San Diego, with a population of 1.4 million, has become the largest US city to commit to a transition to 100% renewable energy

Other smaller cities like Las Vegas, Nevada, have recently announced plans to go 100% renewable. Burlington, Vermont, is already 100% powered by renewable energy.

The bold choice is trending across the US, as more cities take charge of meeting climate goals as solar prices drop to near parity with fossil-fueled electricity. Several major blue state big cities, like NYC and San Francisco, have also announced the same aim.

But San Diego is the first big US city to have made the target into a legally binding pledge. San Diego is the eighth-largest US city.

Although set in a blue state, San Diego has a slight Republican edge, making the ambition more remarkable. The Democratically-controlled City Council vote was unanimous, and strongly supported by the Mayor, Kevin Faulconer, a Republican.

“It’s not a partisan issue at all,” he told the New York Times, in announcing the decision. “It’s about putting a marker down. It’s the right thing to do.”

Faulconer was able to convince his conservative base that such a major transition of the electric grid will be an engine for job-creation. California Republicans have already experienced an excellent Republican role model, in former governor Arnold Schwarzenegger, of pro-renewables Republican leadership, which made his task easier.
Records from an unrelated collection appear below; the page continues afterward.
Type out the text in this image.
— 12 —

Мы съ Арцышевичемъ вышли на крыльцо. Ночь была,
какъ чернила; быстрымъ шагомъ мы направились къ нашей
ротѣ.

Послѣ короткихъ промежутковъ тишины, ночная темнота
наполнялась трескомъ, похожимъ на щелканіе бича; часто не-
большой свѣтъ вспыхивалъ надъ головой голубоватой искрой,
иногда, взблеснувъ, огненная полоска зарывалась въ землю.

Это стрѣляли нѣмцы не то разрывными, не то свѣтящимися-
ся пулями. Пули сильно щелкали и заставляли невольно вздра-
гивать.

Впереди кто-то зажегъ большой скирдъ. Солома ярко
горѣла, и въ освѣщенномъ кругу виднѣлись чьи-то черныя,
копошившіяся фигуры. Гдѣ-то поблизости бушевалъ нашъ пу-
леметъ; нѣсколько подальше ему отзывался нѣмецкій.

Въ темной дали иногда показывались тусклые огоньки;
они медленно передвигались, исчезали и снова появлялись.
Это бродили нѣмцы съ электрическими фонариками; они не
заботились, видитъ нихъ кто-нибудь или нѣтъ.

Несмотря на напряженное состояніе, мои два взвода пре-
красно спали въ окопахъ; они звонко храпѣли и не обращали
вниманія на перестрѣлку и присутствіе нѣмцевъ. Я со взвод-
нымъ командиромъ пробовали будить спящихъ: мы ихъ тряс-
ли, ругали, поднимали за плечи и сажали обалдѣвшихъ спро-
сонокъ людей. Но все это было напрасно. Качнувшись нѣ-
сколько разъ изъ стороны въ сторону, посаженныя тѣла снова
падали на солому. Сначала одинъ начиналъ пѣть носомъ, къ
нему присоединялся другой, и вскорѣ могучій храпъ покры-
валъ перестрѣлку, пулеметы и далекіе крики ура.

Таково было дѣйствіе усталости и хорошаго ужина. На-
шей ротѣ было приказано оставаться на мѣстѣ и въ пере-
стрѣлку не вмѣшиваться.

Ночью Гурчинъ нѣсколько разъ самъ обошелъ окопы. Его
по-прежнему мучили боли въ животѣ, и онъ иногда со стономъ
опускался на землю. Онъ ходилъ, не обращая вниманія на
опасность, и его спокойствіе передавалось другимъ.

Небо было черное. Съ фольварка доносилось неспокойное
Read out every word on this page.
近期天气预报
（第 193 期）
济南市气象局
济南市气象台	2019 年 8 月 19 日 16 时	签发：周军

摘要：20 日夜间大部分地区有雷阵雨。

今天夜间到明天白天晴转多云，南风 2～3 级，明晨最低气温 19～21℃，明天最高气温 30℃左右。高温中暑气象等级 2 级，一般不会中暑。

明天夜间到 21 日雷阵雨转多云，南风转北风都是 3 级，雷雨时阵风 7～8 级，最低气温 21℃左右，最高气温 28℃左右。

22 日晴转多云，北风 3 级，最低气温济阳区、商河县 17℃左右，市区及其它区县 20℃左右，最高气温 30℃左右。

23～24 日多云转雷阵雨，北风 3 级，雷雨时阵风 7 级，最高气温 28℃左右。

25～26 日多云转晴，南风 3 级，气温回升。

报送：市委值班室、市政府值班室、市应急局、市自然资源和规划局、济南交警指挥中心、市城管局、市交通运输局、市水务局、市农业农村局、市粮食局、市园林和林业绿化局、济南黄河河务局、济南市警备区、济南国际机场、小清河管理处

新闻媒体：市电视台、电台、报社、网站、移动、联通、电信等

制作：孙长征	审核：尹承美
The plan is not yet delineated, but will involve elements like capturing and using all the methane produced by sewage and water treatment plants. Already, by 2020, half of all city vehicles will be electric. Control over power management will be transferred from the local utility, San Diego Gas & Electric (SDG&E), which is itself committed by law to getting 50% of its electricity from renewable energy by 2030 or pay a penalty.

Since 2010, SDG&E, and the other two big state Investor Owned Utilities (IOU)s in the state, Pacific Gas & Electricity (PG&E) and Southern California Edison (SCE) have been held to a higher and higher renewable energy requirement, under the same penalty for failure to meet it, and have met these increased requirements.

Currently all three IOUs average around 25% renewable energy, having successfully met their first mandate for 20% renewable and as big solar and wind projects in the state are being built so that they meet their 30% by 2020 Renewable Portfolio Standard (RPS).

The ease with which California’s three IOUs are meeting these legal requirements, with very little lead time (the first RPS was set in 2006 – for 2010) suggests that San Diego will also be successful in becoming 100% renewable by 2035, having made it law

The steps to get there may include transferring some control of power management to the city from the local utility. Officials said they would also shift half of the city’s fleet to electric vehicles by 2020 and recycle 98 percent of the methane produced by sewage and water treatment plants.

Much of the credit for the plan goes to a single individual, Nicole Capretz, who helped produce an earlier draft of the just-passed ordinance for the previous Mayor. Capretz says that given San Diego’s excellent insolation, she expects that most of the power to be added will come from solar energy.